There have been dire predictions, with Kline revealing that US beauty and personal care sales are on track for their sharpest decline in more than 60 years. Its worst-case scenario is an 8.1 percent drop in 2020; the likely scenario would be a more modest fall of 2.5 percent while the best-case scenario is a 1.5 percent climb versus the 3.8 percent CAGR forecast through 2023, pre-COVID-19.
Considering at the close of last year, global beauty growth was centred around the travel retail channel, China and luxury cosmetics, these predictions look entirely plausible, if not generous; the onset of sweeping travel restrictions and store closures that effectively wiped out the perfumery channel, not to mention strict quarantine measures that struck exactly at one of China’s peak shopping seasons have left many cosmetics manufacturers reeling.
“Given the unprecedented situation that is unfolding globally as both a health crisis as well as a financial one, it is not surprising that the beauty market should experience its worst performance now,” says Carrie Mellage, Vice President of Kline’s Consumer Products Practice. “Even our worst-case scenario of ‑8% probably does not feel steep enough given the dark days we are all living, but there are enough essential categories in the mix to keep the market stable.”

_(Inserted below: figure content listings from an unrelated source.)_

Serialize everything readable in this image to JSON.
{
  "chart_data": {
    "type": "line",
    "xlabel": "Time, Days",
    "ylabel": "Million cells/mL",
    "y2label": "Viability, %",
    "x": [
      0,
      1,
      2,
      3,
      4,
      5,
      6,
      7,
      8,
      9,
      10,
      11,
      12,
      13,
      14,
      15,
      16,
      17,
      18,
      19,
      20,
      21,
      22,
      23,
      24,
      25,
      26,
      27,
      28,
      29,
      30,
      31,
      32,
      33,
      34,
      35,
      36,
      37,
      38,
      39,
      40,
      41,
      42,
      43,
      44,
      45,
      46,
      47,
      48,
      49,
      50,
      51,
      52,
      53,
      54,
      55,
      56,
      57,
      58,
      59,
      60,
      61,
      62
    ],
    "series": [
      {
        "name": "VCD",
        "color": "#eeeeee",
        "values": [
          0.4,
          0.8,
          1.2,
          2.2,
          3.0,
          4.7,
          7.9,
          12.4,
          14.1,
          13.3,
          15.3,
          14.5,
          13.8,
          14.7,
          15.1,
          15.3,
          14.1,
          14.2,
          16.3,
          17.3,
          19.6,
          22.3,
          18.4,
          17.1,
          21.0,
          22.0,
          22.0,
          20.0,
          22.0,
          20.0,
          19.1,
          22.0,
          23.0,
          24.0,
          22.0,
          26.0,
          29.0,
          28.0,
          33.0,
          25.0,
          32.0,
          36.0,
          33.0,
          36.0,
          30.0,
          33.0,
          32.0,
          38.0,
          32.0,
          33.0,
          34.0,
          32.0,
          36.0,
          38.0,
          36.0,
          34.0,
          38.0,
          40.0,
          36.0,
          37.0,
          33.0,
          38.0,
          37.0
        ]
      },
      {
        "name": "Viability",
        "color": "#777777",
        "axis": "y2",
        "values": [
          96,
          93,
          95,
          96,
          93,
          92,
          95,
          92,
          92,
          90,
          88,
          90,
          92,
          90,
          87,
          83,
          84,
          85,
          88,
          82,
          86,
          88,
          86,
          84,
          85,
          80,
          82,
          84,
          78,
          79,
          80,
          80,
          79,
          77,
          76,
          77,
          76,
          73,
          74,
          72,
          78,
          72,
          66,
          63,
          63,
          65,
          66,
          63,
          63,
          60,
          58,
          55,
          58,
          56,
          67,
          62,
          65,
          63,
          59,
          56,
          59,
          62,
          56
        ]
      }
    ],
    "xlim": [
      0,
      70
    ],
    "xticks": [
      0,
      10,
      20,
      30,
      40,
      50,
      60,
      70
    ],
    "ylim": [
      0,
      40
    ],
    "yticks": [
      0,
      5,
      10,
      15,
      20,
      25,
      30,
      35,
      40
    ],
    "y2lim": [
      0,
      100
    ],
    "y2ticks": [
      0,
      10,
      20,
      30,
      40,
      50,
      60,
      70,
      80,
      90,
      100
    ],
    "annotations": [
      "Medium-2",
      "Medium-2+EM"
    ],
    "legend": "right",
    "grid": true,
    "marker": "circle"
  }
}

Indeed, even a perfunctory look at the first results to emerge in this COVID-19 world show that luxury has fallen off a cliff, while the mass market has enjoyed gains not seen for years. At LVMH, for example, sales were down 15 percent overall but the drop widened to 19 percent for its Perfume and Cosmetics division and positively gaped at -26 percent for Selective Retail, which includes both Sephora and DFS. Coty, meanwhile, is predicting a 20 percent sales fall for Q3 2020.
At Procter & Gamble, however, it was a very different story. The US FMCG manufacturer saw its best US sales growth in decades, with sales climbing 5 percent overall and net earnings up 8 percent. And while most of this gain can be attributed to P&G’s Fabric & Home Care unit, Beauty still managed to eke out a 1 percent rise. At PZ Cussons, sales weren’t quite as buoyant and beauty was said to be ‘severely impacted’, although the company did report that its revenue dropped ‘at a reduced rate compared to the first half of the financial year’. Kao has also stated that healthy hand soap sales are helping to offset losses experienced in other categories.
L’Oréal’s results bore the theory out, with its Professional and Luxe divisions bearing the brunt of the crisis while Consumer Products saw a more modest decline and Active Cosmetics continued to post growth. Will Lauder’s results, due May 1, mirror LVMH and Coty’s experience? A leaked internal memo suggests so, with the US prestige beauty firm describing the crisis as ‘unlike anything we have faced before in terms of scope and impact’.
Meanwhile, on the supplier side, if Givaudan’s results have been anything to go by, there’s been ‘minimal disruption’.
Of course, these results refer to a period of lockdown. Much of Europe, and some US states have made tentative steps to exit from quarantine and, in the absence of a vaccine, the world will have to come up with a better solution than repeated lockdowns (I’m sure Sweden could give a few pointers). The next quarter will be telling. Is this a temporary blip or the widely predicted ‘U-shaped’ recession? Certainly, both L’Oréal’s Agon and LVMH’s Arnault noted that sales had picked up in China since early April.
“The cosmetics market will undoubtedly suffer in 2020 and in the years to come, but we expect it to recover within three to five years as it has in all past recessions,” says Mellage. “Compared to other industries, the beauty market is fairly recession-proof, and its products will continue to be desired by consumers—both for meeting basic needs as well as an indulgence.” Historically, the ‘lipstick theory’ has proven true, with lipsticks (during the four recessions from 1973 through 2001) and eye makeup (in the most recent 2008-2009 recession) performing exceptionally well during recessionary times. “Perhaps we’ll have another winner in the mix this time too,” adds Mellage.